Words by Rhyus Goldman PZ ’26
Graphic by Ben Connolly PZ ’26

On Nov. 22, Claremont Jewish Voice for Peace (JVP) hosted “Palestine Through the Archives,” an exhibit in the Honnold/Mudd Library Founders Room providing students with archival materials and primary documents on pre-Nakba Palestine and the creation of the Israeli state.
The exhibit, organized by Abigail Gross PZ ’25, featured drawings, images, maps, European travelogues to the Holy Land, and religious perspectives from the 19th and early 20th centuries. Alongside these were documents on the establishment of the Israeli state and anti-Zionist perspectives written in the mid-20th century.

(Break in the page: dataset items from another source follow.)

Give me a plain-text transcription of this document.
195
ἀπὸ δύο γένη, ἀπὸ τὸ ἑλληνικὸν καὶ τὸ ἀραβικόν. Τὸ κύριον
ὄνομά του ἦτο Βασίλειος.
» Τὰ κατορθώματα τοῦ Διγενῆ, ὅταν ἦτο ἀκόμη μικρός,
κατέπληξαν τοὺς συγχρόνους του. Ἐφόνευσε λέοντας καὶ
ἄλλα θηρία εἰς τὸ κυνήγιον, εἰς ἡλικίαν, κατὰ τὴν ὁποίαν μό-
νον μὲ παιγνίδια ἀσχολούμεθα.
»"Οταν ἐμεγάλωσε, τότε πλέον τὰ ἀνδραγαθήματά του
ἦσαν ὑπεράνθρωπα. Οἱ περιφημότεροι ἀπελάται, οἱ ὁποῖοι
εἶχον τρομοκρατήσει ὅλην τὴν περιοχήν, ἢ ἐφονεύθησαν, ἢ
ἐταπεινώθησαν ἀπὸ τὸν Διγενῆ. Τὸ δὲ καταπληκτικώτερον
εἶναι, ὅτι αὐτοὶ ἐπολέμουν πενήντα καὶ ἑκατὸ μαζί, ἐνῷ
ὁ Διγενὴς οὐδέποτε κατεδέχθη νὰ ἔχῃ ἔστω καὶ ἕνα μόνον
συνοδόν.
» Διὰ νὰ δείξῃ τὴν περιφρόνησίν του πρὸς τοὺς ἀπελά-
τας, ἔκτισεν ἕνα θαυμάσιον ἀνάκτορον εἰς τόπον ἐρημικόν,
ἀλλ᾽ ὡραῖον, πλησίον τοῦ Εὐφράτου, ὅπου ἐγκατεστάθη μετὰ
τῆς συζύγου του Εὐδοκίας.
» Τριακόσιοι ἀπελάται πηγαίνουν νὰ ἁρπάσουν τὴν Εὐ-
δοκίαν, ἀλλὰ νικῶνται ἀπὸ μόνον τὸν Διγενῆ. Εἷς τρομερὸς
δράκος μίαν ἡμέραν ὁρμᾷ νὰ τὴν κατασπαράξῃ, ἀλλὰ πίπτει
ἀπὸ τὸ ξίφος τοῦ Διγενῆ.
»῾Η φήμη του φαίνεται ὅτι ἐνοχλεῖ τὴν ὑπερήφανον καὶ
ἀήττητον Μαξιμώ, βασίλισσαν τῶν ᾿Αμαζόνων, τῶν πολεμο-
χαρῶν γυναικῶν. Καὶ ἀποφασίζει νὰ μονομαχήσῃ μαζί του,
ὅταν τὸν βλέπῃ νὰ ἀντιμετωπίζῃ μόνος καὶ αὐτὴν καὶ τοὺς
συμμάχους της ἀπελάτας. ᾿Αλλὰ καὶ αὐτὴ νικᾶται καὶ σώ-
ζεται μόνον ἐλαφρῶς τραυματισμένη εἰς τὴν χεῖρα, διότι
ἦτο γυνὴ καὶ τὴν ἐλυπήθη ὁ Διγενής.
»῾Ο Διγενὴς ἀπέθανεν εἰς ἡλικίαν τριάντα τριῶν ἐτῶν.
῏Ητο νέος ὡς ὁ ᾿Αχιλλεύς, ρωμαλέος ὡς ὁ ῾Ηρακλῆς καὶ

“Looking for a better historical understanding of Palestine, the Nakba, and the establishment of the State of Israel?” Claremont JVP and 7C Events for Palestine wrote in a joint Instagram post on Nov. 17. “Join us … to learn from primary source documents.”
At the event, Gross highlighted the importance of maintaining an archival history of Palestine as a result of historical and ongoing “scholasticide” — the systematic destruction of cultural and educational resources — in Palestine.
“Since October 7th, 2023, the Israeli government has targeted and destroyed much of the cultural heritage in Gaza,” Gross said. “Every university has been destroyed as well as libraries, museums, archive systems, and information workers who have been martyred.”
She also quoted Salman Abu Sitta, a Palestinian researcher who spoke on the need to preserve Palestinian cultural history after his British visa labeled his nationality as “uncertain.”
“What do we collect all that data for? Just for history books?” Abu Sitta said. “No, we must make it the foundation for the future.”
In an interview with The Outback, Gross explained the need to approach archival materials critically.
“Every single person and organization has their bias,” Gross said. “The victors write history, [but] archivists must keep looking for the gaps. Everything can be problematized because nothing and no one has a complete perspective. Problematization, or the act of questioning assumptions and biases in historical materials, became a key takeaway of the exhibit.”
Gross also urged attendees to consider not just the content of archival materials but also their context: who created them, the institutions behind their publication, and the voices excluded from the narrative.
One aspect of the exhibit focused on the absence of historical census data on Palestinian communities in Latin America despite large migrations to the area. Chile, for example, hosts the largest Palestinian diaspora population outside of the Middle East, with around 500,000 people today. According to the exhibit, this gap coincides with early settler-colonial narratives that displaced Palestinians during the Nakba in 1948 and subsequent events like the Six-Day War in 1967. These migrations left many Palestinians scattered across the globe, yet documentation of their diaspora is limited, which the exhibit stated reflects the biases and priorities of historical record-keeping systems.
Reflecting on the exhibit’s broader implications, Gross shared her initial hesitation in including certain materials.
“I encountered all of these western narratives that said such awful things about the perspectives and land of Palestine,” Gross said. “It is important, however, to look at these western imperial perceptions of the land from the past because we normally look at the past from post-Nakba, but these were real documents that shaped narratives.”
Ultimately, Gross affirmed the need for critical archival work to understand what is happening in the present day.
“As these crucial records are being erased, we must act to preserve important histories,” Gross said.